Quotes Uncovered: Who Said No Crisis Should Go to Waste?

Quotes Uncovered

75 ThumbnailHere are more quote authors and origins Shapiro’s tracked down recently.

A while back, I invited readers to submit quotations for which they wanted me to try to trace the origins, using The Yale Book of Quotations and more recent research by me. Hundreds of people have responded via comments or e-mails. I am responding as best I can, a few per week.

Ben asked:

Thanks for tracking these down! I’ve heard this quote attributed to everyone from Thomas Jefferson to Ben Hogan: “The harder I work, the luckier I get.”

The Yale Book of Quotations quotes F. L. Emerson in 1947: “I’m a great believer in luck. The harder I work, the more of it I seem to have.” Subsequent research by me, however, has found this saying used in a 1934 book, certainly not by Thomas Jefferson.

Westy asked:

How about the very recent “Don’t waste a crisis”? Did that phrase/quote have usage prior to Rahm Emanuel?”

Charles Doyle of the University of Georgia, my coauthor on the forthcoming Yale Book of Modern Proverbs, has found that this expression is now commonly applied to economic or diplomatic crises that can be exploited to advance political agendas, but he traced it back at least as far as 1976, when M. F. Weiner wrote an article in the journal Medical Economics entitled “Don’t Waste a Crisis — Your Patient’s or Your Own.” Weiner meant by this that a medical crisis can be used to improve aspects of personality, mental health, or lifestyle.

Do any readers have any other quotations whose origins they would like me to attempt to trace?


Did I invent the phrase "The only difference between a rut and a routine is 4 letters", or do I just not remember hearing anyone say it before?


"Life is a game of supply and demand."

It sounds like something you would say but I am having trouble finding the source..


People get the government they deserve.


This might be out of the realm of this column...but...

"You know, it's beautiful over there."

I had heard this was attributed to Thomas Edison, who apparently was pronounced dead, only to come back, say this sentence, and then promptly die again. Too much of a reach?


What about: "Democracy is three wolves and a sheep voting on what to have for dinner."

Walt French

Who first dissed, "trying the same thing repeatedly and expecting different results?"


Insanity: doing the same thing over and over again and expecting different results. Albert Einstein.


"A good slogan can stop (critical?) analysis for 50 years."

Most recently seen here: http://www.satp.org/satporgtp/kpsgill/governance/07feb17Pio.htm

Attributed to people from Karl Marx to political scientist Paul Dawson.


Also, last January Timothy Rosa asked about the quote "If I had more time I would write more." You noted Pascal's line, "I have made this [letter] longer than usual, only because I have not had the time to make it shorter." But perhaps Rosa was searching for the Issac Asimov quote. When this wildly prolific author was asked what he would do if he only had six months left to live, he allegedly remarked, "Type faster."


I have heard this quote attributed to Vince Lombardi, Anonymous and Donald Kendall. Would love to know the real source.

"The dictionary is the only place that success comes before work"


Not exactly a famous quote, more of a saying but I've heard/read many version of where the term "86'd" originated. Any idea which one is accurate.


Where do we get the expression "zealous as a convert," or something like that?


What's your take on who first said, "There's no limit to what can be accomplished if no one wants the credit."

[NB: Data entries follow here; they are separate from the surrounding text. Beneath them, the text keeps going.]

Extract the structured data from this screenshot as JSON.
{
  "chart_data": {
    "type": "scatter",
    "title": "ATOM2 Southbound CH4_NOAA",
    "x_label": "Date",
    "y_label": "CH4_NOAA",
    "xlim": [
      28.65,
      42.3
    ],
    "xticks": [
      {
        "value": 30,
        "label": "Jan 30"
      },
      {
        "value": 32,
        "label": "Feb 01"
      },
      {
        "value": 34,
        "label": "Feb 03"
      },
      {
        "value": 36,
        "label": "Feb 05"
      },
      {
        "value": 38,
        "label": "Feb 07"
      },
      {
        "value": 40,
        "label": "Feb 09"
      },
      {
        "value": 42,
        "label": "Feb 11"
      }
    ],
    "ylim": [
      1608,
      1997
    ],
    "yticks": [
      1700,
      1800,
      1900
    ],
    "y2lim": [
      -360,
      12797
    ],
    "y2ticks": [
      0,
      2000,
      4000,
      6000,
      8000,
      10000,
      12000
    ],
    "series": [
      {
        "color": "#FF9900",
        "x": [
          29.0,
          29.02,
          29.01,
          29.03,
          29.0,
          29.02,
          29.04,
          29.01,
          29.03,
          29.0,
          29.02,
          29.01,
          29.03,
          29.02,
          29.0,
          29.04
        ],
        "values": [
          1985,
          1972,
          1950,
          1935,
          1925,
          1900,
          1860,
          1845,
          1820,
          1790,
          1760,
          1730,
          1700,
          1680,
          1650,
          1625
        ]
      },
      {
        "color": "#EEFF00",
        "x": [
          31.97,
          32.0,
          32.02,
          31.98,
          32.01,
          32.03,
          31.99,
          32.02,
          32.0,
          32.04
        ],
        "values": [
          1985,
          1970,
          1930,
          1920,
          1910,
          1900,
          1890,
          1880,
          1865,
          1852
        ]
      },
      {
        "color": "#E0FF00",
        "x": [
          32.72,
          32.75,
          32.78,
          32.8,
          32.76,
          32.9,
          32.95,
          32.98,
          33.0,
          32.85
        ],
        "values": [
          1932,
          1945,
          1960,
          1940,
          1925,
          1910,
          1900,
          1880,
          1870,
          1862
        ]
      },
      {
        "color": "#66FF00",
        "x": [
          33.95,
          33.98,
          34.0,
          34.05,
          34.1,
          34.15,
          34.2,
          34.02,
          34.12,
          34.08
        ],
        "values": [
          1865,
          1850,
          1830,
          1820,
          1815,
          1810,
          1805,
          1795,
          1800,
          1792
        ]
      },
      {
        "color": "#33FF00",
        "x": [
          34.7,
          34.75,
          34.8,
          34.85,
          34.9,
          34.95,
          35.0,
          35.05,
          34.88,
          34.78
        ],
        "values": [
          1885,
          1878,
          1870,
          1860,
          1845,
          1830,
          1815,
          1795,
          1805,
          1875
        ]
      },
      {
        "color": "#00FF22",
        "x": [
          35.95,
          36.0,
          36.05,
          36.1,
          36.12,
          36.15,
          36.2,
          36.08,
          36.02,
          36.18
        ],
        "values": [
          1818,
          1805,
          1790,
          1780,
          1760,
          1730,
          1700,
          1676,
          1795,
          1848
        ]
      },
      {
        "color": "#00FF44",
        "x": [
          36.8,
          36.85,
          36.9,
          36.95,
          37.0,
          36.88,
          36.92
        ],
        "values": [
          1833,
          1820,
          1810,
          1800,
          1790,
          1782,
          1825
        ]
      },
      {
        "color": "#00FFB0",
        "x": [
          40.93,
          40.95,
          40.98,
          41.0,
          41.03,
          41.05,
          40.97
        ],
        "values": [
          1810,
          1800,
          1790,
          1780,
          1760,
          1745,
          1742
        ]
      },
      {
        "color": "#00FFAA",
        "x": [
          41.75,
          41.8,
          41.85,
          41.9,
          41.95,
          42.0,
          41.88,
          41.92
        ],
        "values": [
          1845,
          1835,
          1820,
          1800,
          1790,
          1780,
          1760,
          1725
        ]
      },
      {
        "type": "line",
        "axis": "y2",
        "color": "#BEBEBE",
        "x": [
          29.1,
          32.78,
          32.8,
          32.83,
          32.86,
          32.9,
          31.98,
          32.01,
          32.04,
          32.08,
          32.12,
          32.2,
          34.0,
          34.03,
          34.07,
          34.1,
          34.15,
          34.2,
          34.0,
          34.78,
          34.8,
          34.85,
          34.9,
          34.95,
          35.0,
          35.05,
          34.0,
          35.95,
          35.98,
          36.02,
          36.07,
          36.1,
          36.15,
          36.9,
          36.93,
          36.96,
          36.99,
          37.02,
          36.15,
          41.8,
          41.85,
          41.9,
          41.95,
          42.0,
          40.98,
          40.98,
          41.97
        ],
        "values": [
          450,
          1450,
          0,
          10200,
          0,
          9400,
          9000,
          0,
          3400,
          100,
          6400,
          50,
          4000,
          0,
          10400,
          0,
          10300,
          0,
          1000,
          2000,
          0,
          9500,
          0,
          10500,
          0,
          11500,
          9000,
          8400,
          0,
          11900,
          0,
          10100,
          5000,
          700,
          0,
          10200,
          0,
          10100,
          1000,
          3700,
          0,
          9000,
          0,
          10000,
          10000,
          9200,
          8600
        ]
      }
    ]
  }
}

"Don't waste a crisis"? I've heard that this went back to Stalin. But I have not been able to find this or something like it in my search. Are you confident that it only goes back as far as 1976?

Andy Aitken

The quote for the FIFA scandal is Crisis? What Crisis? I found it from 1979 in the UK in the Labour election loss. Before that is was a Supertramp album. Is is older than that?

Susan Lambeau

I thought it was Saul Alinsky in 'Rules for Radicals".

Dr.Paul Anderson

It was Winston Churchill that first said: "Never let a good crisis go to waste". The alliance between Joseph Stalin, Winston Churchill, and Franklin Delano Roosevelt, which lead to the formation of the United Nations, offered numerous opportunities in the midst of a crisis.

Dr. Paul Anderson

Speaking of Winston Churchill, 3 of my favorite Churchill quotes from the: National Churchill Museum.

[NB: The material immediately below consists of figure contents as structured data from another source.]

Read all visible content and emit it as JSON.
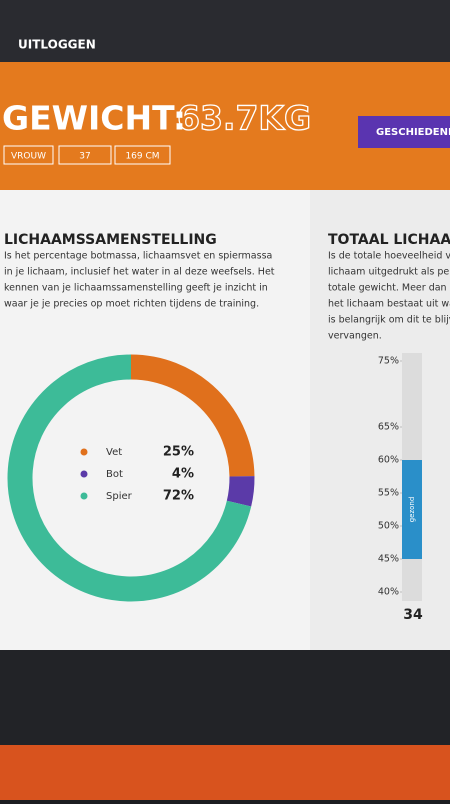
{
  "header": {
    "logout": "UITLOGGEN",
    "weight_label": "GEWICHT:",
    "weight_value": "63.7KG",
    "history_button": "GESCHIEDENI",
    "tags": [
      "VROUW",
      "37",
      "169 CM"
    ]
  },
  "composition": {
    "title": "LICHAAMSSAMENSTELLING",
    "text": [
      "Is het percentage botmassa, lichaamsvet en spiermassa",
      "in je lichaam, inclusief het water in al deze weefsels. Het",
      "kennen van je lichaamssamenstelling geeft je inzicht in",
      "waar je je precies op moet richten tijdens de training."
    ],
    "chart_data": {
      "type": "pie",
      "categories": [
        "Vet",
        "Bot",
        "Spier"
      ],
      "values": [
        25,
        4,
        72
      ],
      "value_labels": [
        "25%",
        "4%",
        "72%"
      ],
      "colors": [
        "#e0701c",
        "#5b3aa8",
        "#3dbb98"
      ]
    }
  },
  "water": {
    "title": "TOTAAL LICHAA",
    "text": [
      "Is de totale hoeveelheid vo",
      "lichaam uitgedrukt als per",
      "totale gewicht. Meer dan d",
      "het lichaam bestaat uit wa",
      "is belangrijk om dit te blijv",
      "vervangen."
    ],
    "chart_data": {
      "type": "range",
      "ylim": [
        40,
        75
      ],
      "yticks": [
        {
          "value": 75,
          "label": "75%"
        },
        {
          "value": 65,
          "label": "65%"
        },
        {
          "value": 60,
          "label": "60%"
        },
        {
          "value": 55,
          "label": "55%"
        },
        {
          "value": 50,
          "label": "50%"
        },
        {
          "value": 45,
          "label": "45%"
        },
        {
          "value": 40,
          "label": "40%"
        }
      ],
      "range": [
        45,
        60
      ],
      "range_label": "gezond",
      "color": "#2a8fc9"
    },
    "value": "34"
  }
}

"You don't make the poor richer by making the rich poorer."

"If you have ten thousand regulations, you destroy all respect for the law."

"We contend that for a nation to tax itself into prosperity is like a man standing in a bucket and trying to lift himself up by the handle."


"You never let a serious crisis go to waste. And what I mean by that it's an opportunity to do things you think you could not do before."

Rahm Emanuel
Wall Street Journal, November 19, 2008.